Vivre et mourir seul.

Vivre seul n’est donc plus du tout l’affaire des personnes âgées à qui la mort a arraché le père, la mère, l’époux, les frères, les sœurs et les amis. En très peu de temps, le Québec est passé des grosses familles aux vies en solo. Ce style de vie, choisi ou subi, est maintenant largement répandu chez les gens dans la trentaine et la quarantaine, au gré des séparations. Or, les déceptions amoureuses coupent aussi les liens avec les proches du conjoint. «Avant, les belles-sœurs et les beaux-frères se tenaient beaucoup ensemble et ils avaient intérêt à s’entendre, parce qu’ils en avaient pour 30 ou 40 ans à se côtoyer. Aujourd’hui, on ne sait pas si la belle-sœur de ce Noël-ci sera encore là le Noël suivant, relève Hélène David, professeure de psychologie à l’Université de Montréal. De divorce en séparation, de nos jours, on repart souvent à zéro dans une même vie.

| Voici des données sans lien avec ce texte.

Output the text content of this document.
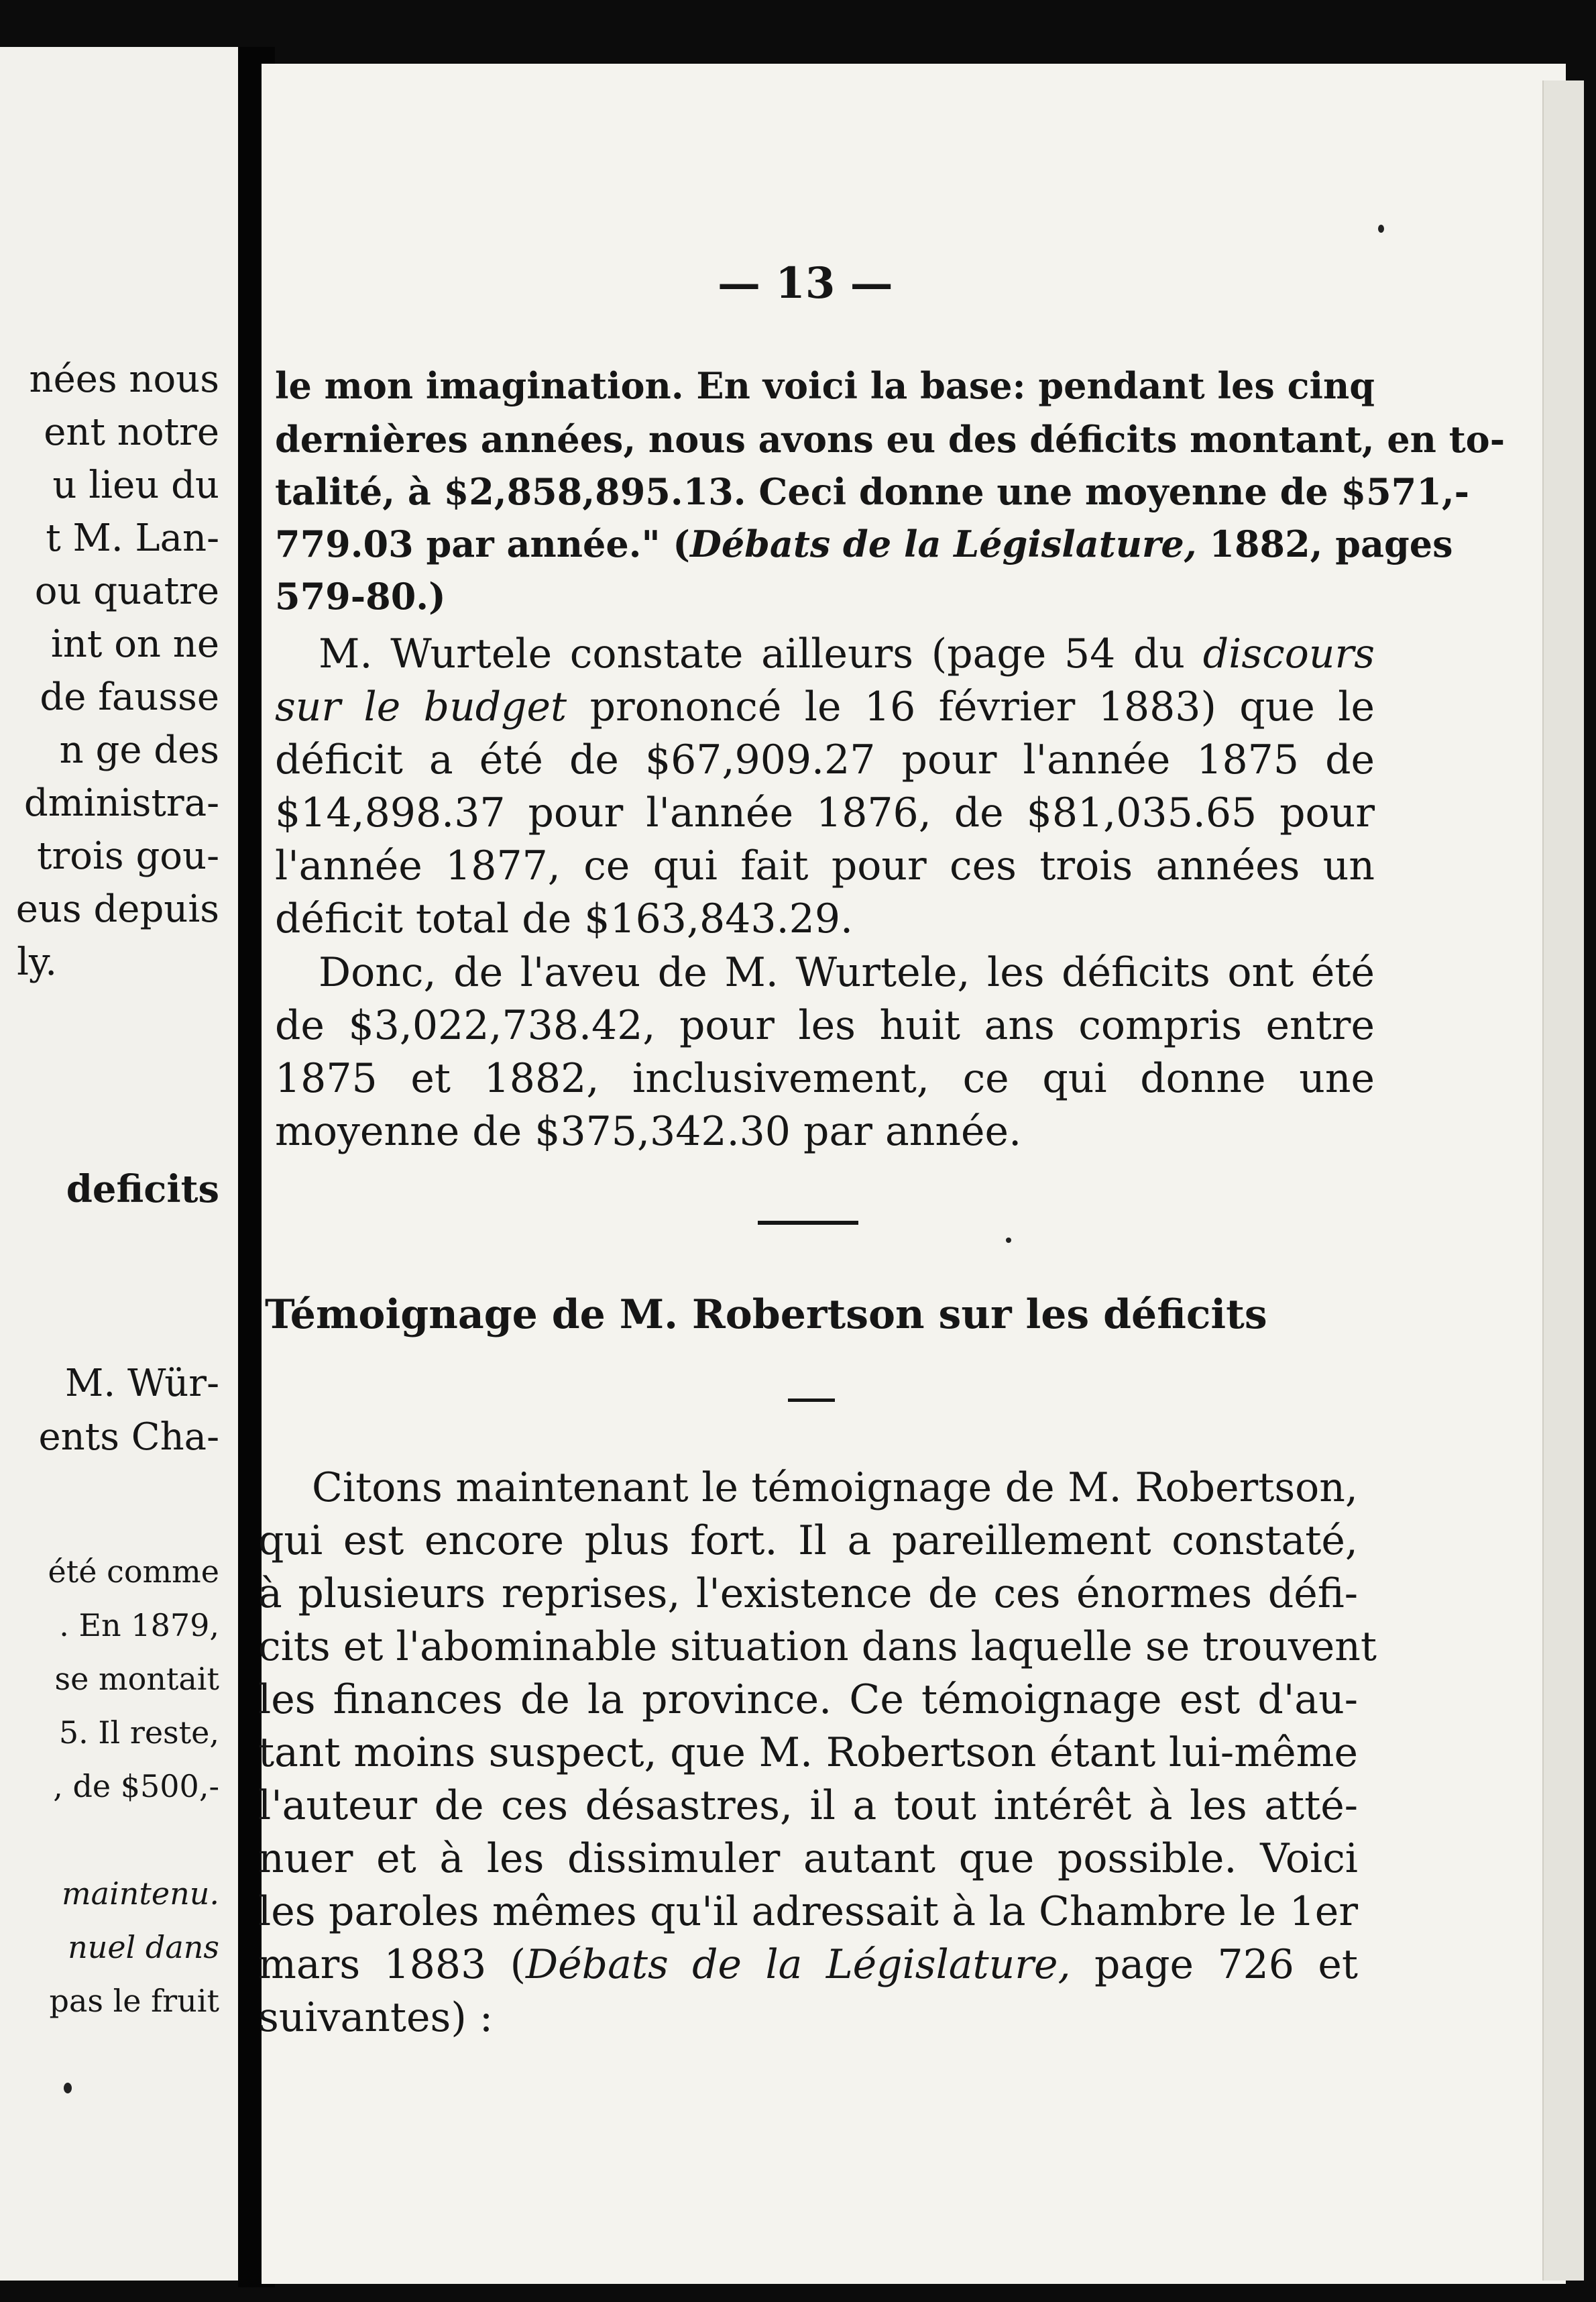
nées nous
ent notre
u lieu du
t M. Lan-
ou quatre
int on ne
de fausse
n ge des
dministra-
trois gou-
eus depuis
ly.
deficits
M. Wür-
ents Cha-
été comme
. En 1879,
se montait
5. Il reste,
, de $500,-
maintenu.
nuel dans
pas le fruit
— 13 —
le mon imagination. En voici la base: pendant les cinq
dernières années, nous avons eu des déficits montant, en to-
talité, à $2,858,895.13. Ceci donne une moyenne de $571,-
779.03 par année." (Débats de la Législature, 1882, pages
579-80.)
M. Wurtele constate ailleurs (page 54 du discours
sur le budget prononcé le 16 février 1883) que le
déficit a été de $67,909.27 pour l'année 1875 de
$14,898.37 pour l'année 1876, de $81,035.65 pour
l'année 1877, ce qui fait pour ces trois années un
déficit total de $163,843.29.
Donc, de l'aveu de M. Wurtele, les déficits ont été
de $3,022,738.42, pour les huit ans compris entre
1875 et 1882, inclusivement, ce qui donne une
moyenne de $375,342.30 par année.
Témoignage de M. Robertson sur les déficits
Citons maintenant le témoignage de M. Robertson,
qui est encore plus fort. Il a pareillement constaté,
à plusieurs reprises, l'existence de ces énormes défi-
cits et l'abominable situation dans laquelle se trouvent
les finances de la province. Ce témoignage est d'au-
tant moins suspect, que M. Robertson étant lui-même
l'auteur de ces désastres, il a tout intérêt à les atté-
nuer et à les dissimuler autant que possible. Voici
les paroles mêmes qu'il adressait à la Chambre le 1er
mars 1883 (Débats de la Législature, page 726 et
suivantes) :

http://www.cyberpresse.ca/article/20060104/CPACTUEL/60104019

En 2001, une enquête nationale menée en France révélait qu’à l’hôpital, seulement 24 % des gens meurent accompagnés de leur proches.

Bien sûr, sachant la fin prochaine, plusieurs vont faire leurs adieux dans les heures précédant la mort, mais une personne sur quatre, donc, rendra son dernier souffle entourée du seul personnel soignant.

Guillaume Garilus, animateur de pastorale depuis sept ans au Centre universitaire de santé McGill, s’étonne de ces tristes données françaises. «Par contre, ici, à Montréal, je dirais que pendant toutes ces années, je n’ai pas vu plus de cinq personnes mourir seules à l’hôpital.